I had a strange situation a few months ago:
I was reviewing a paper which was on an interesting problem and the authors used machine learning to solve this problem. Unfortunately, they seemed to have little experience with the methods so they obviously ran into the problem of overfitting without noticing this. Therefore, they drew wrong conclusions from their experiments. (Short summary for people not familiar with machine learning: They did not use the methods correctly and so their results were invalid).
I elaborated on the problem in my review and stated that the result cannot be generalized due to this problem and that the methods were used wrongly.
I was a bit surprised to receive a revision of the manuscript, where my remarks were just included in the discussion section: In fact they did not improve the experiment, but in the discussion they more or less stated that:
it is possible that everything we wrote in here is invalid due to the problem of overfitting.

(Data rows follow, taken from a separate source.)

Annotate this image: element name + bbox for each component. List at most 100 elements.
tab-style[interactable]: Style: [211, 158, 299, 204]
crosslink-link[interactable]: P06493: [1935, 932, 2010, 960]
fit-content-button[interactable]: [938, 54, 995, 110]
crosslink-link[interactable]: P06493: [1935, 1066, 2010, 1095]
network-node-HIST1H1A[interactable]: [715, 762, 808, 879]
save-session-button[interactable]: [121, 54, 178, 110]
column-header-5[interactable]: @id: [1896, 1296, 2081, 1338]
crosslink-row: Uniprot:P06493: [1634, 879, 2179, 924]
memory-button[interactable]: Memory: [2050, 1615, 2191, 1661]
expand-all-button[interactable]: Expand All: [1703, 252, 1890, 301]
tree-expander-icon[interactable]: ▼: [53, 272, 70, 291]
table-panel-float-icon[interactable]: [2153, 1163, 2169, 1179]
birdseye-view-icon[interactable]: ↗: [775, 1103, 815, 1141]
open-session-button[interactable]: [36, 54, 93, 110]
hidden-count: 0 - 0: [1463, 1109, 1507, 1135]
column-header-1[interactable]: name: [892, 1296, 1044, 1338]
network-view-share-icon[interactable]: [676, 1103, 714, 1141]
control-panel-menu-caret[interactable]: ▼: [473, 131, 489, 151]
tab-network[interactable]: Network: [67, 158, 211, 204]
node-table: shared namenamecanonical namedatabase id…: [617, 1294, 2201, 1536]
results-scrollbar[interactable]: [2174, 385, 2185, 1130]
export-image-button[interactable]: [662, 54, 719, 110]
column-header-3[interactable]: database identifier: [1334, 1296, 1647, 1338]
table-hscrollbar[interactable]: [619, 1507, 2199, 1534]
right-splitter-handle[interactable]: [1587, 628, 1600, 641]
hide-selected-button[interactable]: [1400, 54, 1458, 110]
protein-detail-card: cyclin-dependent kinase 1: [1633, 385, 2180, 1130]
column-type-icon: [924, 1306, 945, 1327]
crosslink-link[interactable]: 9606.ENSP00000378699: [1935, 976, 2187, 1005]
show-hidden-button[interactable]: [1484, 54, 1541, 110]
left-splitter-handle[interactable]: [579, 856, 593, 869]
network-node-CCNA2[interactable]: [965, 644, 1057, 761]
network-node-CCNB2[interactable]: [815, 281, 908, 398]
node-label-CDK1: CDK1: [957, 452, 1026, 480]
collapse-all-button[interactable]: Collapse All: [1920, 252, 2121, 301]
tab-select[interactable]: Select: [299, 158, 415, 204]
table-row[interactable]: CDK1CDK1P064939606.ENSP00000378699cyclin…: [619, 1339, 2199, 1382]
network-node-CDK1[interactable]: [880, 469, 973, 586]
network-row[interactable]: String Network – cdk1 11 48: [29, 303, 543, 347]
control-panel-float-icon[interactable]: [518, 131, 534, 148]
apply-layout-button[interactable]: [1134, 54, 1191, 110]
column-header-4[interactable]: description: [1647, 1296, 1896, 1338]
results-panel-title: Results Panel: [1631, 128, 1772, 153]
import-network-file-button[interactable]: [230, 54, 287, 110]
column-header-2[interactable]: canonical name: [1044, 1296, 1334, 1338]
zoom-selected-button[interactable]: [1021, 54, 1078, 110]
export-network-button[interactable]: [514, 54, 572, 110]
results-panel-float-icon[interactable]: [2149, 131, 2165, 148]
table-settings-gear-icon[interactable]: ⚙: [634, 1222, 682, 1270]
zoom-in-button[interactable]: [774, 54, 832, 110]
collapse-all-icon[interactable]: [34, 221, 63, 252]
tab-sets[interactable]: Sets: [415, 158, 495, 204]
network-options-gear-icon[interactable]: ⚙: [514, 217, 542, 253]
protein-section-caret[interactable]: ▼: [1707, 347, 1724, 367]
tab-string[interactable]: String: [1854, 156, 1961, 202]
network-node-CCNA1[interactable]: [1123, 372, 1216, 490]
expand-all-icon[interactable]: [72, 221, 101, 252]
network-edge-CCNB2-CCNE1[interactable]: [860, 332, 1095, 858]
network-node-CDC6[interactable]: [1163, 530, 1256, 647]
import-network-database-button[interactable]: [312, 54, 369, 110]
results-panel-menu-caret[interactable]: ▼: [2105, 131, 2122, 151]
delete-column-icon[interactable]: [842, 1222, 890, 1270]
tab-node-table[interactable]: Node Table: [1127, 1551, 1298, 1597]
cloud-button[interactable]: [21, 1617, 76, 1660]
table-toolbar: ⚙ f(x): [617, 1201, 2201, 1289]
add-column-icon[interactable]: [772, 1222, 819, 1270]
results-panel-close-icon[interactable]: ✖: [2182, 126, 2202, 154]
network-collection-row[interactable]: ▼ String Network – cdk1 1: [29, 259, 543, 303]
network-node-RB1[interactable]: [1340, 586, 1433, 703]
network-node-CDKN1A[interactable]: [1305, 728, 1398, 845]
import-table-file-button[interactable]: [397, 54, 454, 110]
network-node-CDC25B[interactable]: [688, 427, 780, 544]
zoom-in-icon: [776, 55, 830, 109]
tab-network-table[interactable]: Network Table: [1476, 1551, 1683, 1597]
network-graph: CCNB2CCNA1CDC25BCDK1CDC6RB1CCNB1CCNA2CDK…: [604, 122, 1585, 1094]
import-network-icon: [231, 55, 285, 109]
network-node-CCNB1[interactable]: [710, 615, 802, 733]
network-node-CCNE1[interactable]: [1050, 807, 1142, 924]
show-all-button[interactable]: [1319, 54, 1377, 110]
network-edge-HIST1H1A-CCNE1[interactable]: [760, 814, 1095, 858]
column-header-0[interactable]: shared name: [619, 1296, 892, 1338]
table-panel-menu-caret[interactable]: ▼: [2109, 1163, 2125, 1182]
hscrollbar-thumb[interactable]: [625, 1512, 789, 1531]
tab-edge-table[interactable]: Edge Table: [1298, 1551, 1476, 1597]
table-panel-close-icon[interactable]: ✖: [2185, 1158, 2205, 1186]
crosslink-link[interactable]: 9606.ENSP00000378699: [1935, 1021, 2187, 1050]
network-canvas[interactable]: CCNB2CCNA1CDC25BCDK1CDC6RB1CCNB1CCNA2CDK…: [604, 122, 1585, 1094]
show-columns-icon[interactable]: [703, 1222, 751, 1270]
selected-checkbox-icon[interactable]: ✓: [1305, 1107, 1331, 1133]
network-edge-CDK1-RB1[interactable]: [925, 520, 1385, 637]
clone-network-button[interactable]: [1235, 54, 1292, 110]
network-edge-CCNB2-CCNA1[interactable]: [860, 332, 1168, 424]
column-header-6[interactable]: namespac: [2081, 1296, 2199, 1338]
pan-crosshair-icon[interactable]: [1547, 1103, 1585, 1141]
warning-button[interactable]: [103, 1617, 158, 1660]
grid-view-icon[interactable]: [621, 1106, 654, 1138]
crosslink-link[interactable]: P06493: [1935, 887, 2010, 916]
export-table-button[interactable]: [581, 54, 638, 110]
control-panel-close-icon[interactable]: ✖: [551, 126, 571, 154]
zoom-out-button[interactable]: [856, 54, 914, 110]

So in the end they had a paper with a good justification for the project, a maybe working method which was not applied correctly, and they interpreted the results correct – so all in all it was a well documented example for a failure, and it was formally correct.
Still, my recommendation was to refuse the paper, but I was considering if it might be helpful to others because they could learn from the mistakes. On the other hand, publishing such a paper would not be a reference for the authors since this is a severe flaw in the use of methods (and readers might skip the discussion and think the results are valid).
Did you have similar experiences before? And how did you react?